Facultad de Telemática, Universidad de Colima, Colima, Mexico.
Theor Appl Genet. 2019 May;132(5):1587-1606. doi: 10.1007/s00122-019-03303-6. Epub 2019 Feb 12.
Current genome-enabled prediction models assumed errors normally distributed, which are sensitive to outliers. We propose a model with errors assumed to follow a Laplace distribution to deal better with outliers. Current genome-enabled prediction models use regressions that fit the expected value (mean) of a response variable with errors assumed normally distributed, which are often sensitive to outliers, either genetic or environmental. For this reason, we propose a robust Bayesian genome median regression (BGMR) model that fits regressions to the medians of a distribution, with errors assumed to follow a Laplace distribution to deal better with outliers. The BGMR model was evaluated under a Bayesian framework with Markov Chain Monte Carlo sampling using a location-scale mixture representation of the Laplace distribution. The BGMR was implemented with two simulated and two real genomic data sets, and we compared its prediction performance with that of a conventional genomic best linear unbiased prediction (GBLUP) model and the Laplace maximum a posteriori (LMAP) method. The prediction accuracies of BGMR were higher than those of the GBLUP and LMAP methods when there were outliers. The BGMR model could be useful to breeders who need to predict and select genotypes based on data with unknown outliers.

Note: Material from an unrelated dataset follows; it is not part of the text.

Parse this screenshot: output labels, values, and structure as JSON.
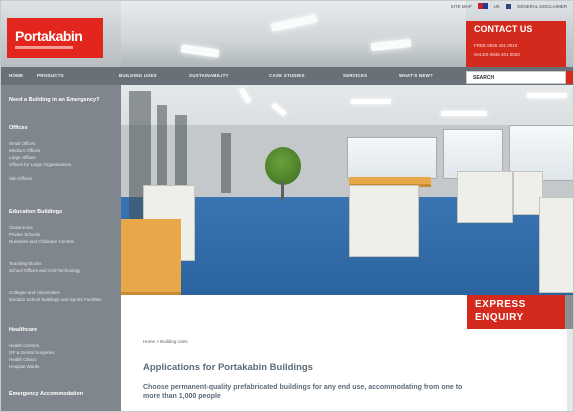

目前基于基因组的预测模型假设误差呈正态分布,对异常值很敏感。我们提出了一种假设误差服从拉普拉斯分布的模型,以更好地处理异常值。目前基于基因组的预测模型使用回归来拟合具有正态分布误差的响应变量的期望值(平均值),这些模型通常对遗传或环境异常值很敏感。因此,我们提出了一种稳健的贝叶斯基因组中位数回归(BGMR)模型,该模型使用拉普拉斯分布的中位数拟合回归,以更好地处理异常值。BGMR 模型在贝叶斯框架下进行了评估,使用拉普拉斯分布的位置-尺度混合表示进行了马尔可夫链蒙特卡罗采样。BGMR 是在两个模拟和两个真实基因组数据集上实现的,我们将其预测性能与传统的基因组最佳线性无偏预测(GBLUP)模型和拉普拉斯最大后验(LMAP)方法进行了比较。当存在异常值时,BGMR 的预测准确性高于 GBLUP 和 LMAP 方法。对于需要根据未知异常值的数据进行预测和选择基因型的育种者来说,BGMR 模型可能很有用。